Significance of buildings coming back on line is that the technology staff, faculty, and facilities staff will be making the campus come alive. Furnishings will be replaced, the campus made ready.
Burckel and his team said McNeese, through its faculty and staff, has kept its finger on where its students have been. About 215 students left during the semester, most remained enrolled. He said he’s confident that most will return in the spring; that’s why the priority has been to restore the dorms and the principal academic buildings first. Frazar Memorial Library is ready.
He said he expects at least 80% of the dorms will be ready for students. Burton Residence Hall with its 150 beds was ready last week.
Burckel has told students that McNeese students won’t pay additional dollars to return for the spring. Their tuition already pays most of McNeese’s operating costs. He said most of the campus’ restoration will be funded by the Federal Emergency Management Agency, insurance and the state government, which he said has been especially supportive of restoring McNeese.
“That’s been our message: Come home. Come back. We will be ready to receive you,” he said.
Here’s the outlook for what McNeese students will find when they return, one that is realistic as well as hopeful, said Burckel and his team:
— There will still be COVID-19 restrictions, which are stiffening in the wake of some state pandemic setbacks.
— Academically, it may feel like the start of fall semester. Most courses will be online, some hybrid.

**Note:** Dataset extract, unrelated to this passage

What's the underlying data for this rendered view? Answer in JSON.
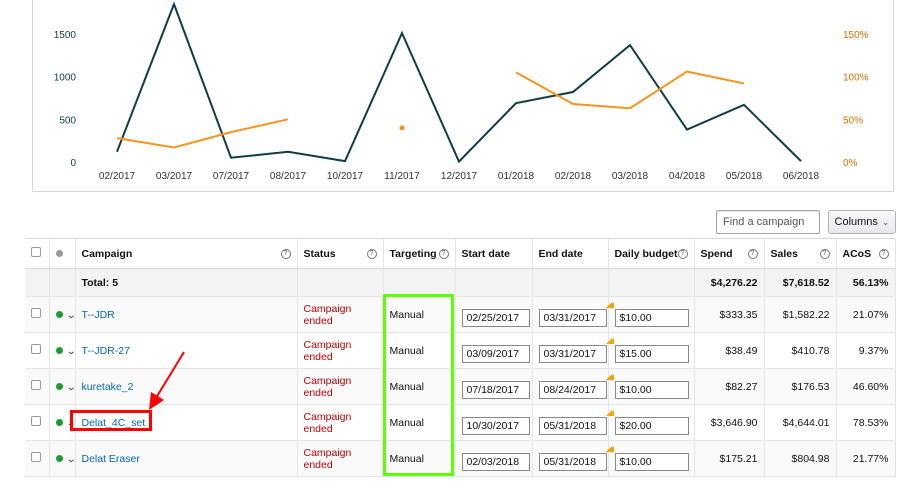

— There will be rotating schedules to ensure students get a shared opportunity for at least some face-to-face interactions.
— Labs will open as soon as possible.
— All sports teams are planning a spring schedule, including football, which is scheduling three home games of seven to be played. They will be played early in the day, as football field lighting may not be restored by spring. Campus athletic events will be open and free to the public; the hope is that it will provide Lake Charles area people with something fun to do.
“We hope by May to be pretty well complete,” Richard Rhoden, director of plant facilities, said about construction. He said companies that bid were told if they were not serious about deadlines, don’t bid.
There were lessons learned, too: including signing up more contractors prior to storms. He said Entergy was heroic in restoring area power under crippling conditions; Suddenlink, the internet provider, was less successful. The storms taught the campus about the importance of communication links.
In the worst of times, McNeese learned that despite the pandemic, it has friends. Gov. John Bel Edwards has kept tab on the campus. Commissioner of Administration Jay Dardenne has kept abreast of what is needed. State education officials, including University of Louisiana system President and CEO Jim Henderson, have been especially helpful.
So were other campuses that accommodated McNeese students. Many campuses sent supplies to McNeese to help them through the darkest hours.
But Burckel said his team is firmly in charge of what’s happening on campus, making themselves and their contracted help — not Baton Rouge — accountable for work making McNeese whole again. Restoring McNeese may cost as much as $150 million.
“We want to lead the recovery,” he said of rebuilding the area. “Psychologically, if McNeese is back, it will give the community a sense that things will be back to normal.
“We didn’t want parents to say they had to send kids somewhere else. We are going to be the first group out of box, fully recovered and here.”